Para el jurado del galardón, que integraron los escritores e investigadores Irma Chumaceiro, Violeta Rojo, Carlos Sandoval, Jorge Carrión (España) y Krina Ber (ganadora de la edición 2019), Los verdaderos paraísos “se trata de una obra muy bien escrita que aborda los temas del viaje, la identidad y el desarraigo (…). La pieza incorpora un diálogo con la figura de Albert Camus que deviene en metáfora sobre la pérdida del hogar y la condición apátrida en la que los temas de la extranjería y el rechazo al forastero cobran una dimensión universal con base en la historia de un joven errante”.

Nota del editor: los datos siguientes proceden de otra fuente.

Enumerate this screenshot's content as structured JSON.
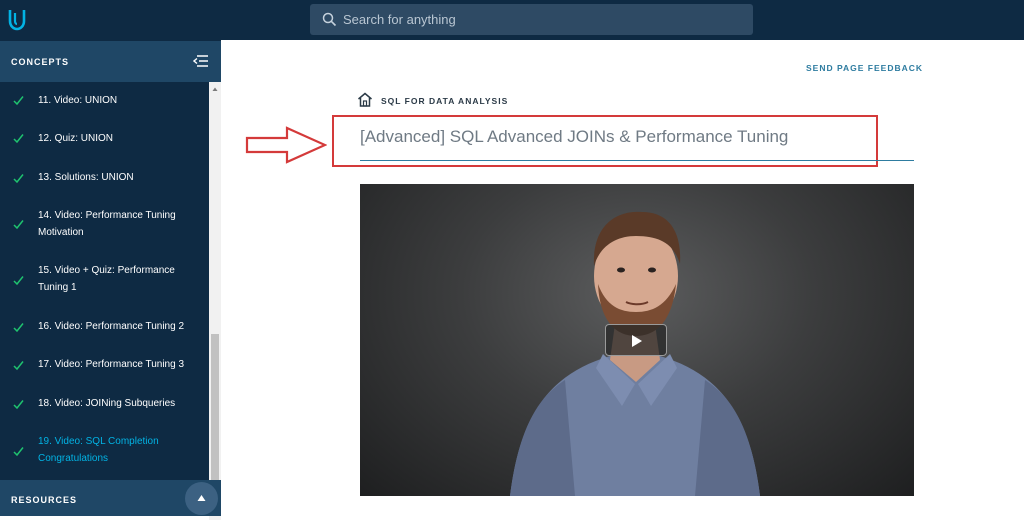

Así, mientras la FCU prepara la publicación de Los verdaderos paraísos, que deberá esperar algunos meses, el interés por el autor se circunscribe desvelar las claves de su literatura.

Luis Carlos Azuaje nació en Maracay, estado Aragua, en 1983. Ello lo hace, según afirma, un escritor de provincia que a los 14 años cursó un taller literario dictado por Jorge Gómez, y a los 15 leyó su primera novela completa. “En mi casa siempre hubo libros, pero era más fácil que saliera músico que escritor. Si hay algo que no faltaba nunca en mi casa era la música”, rememora.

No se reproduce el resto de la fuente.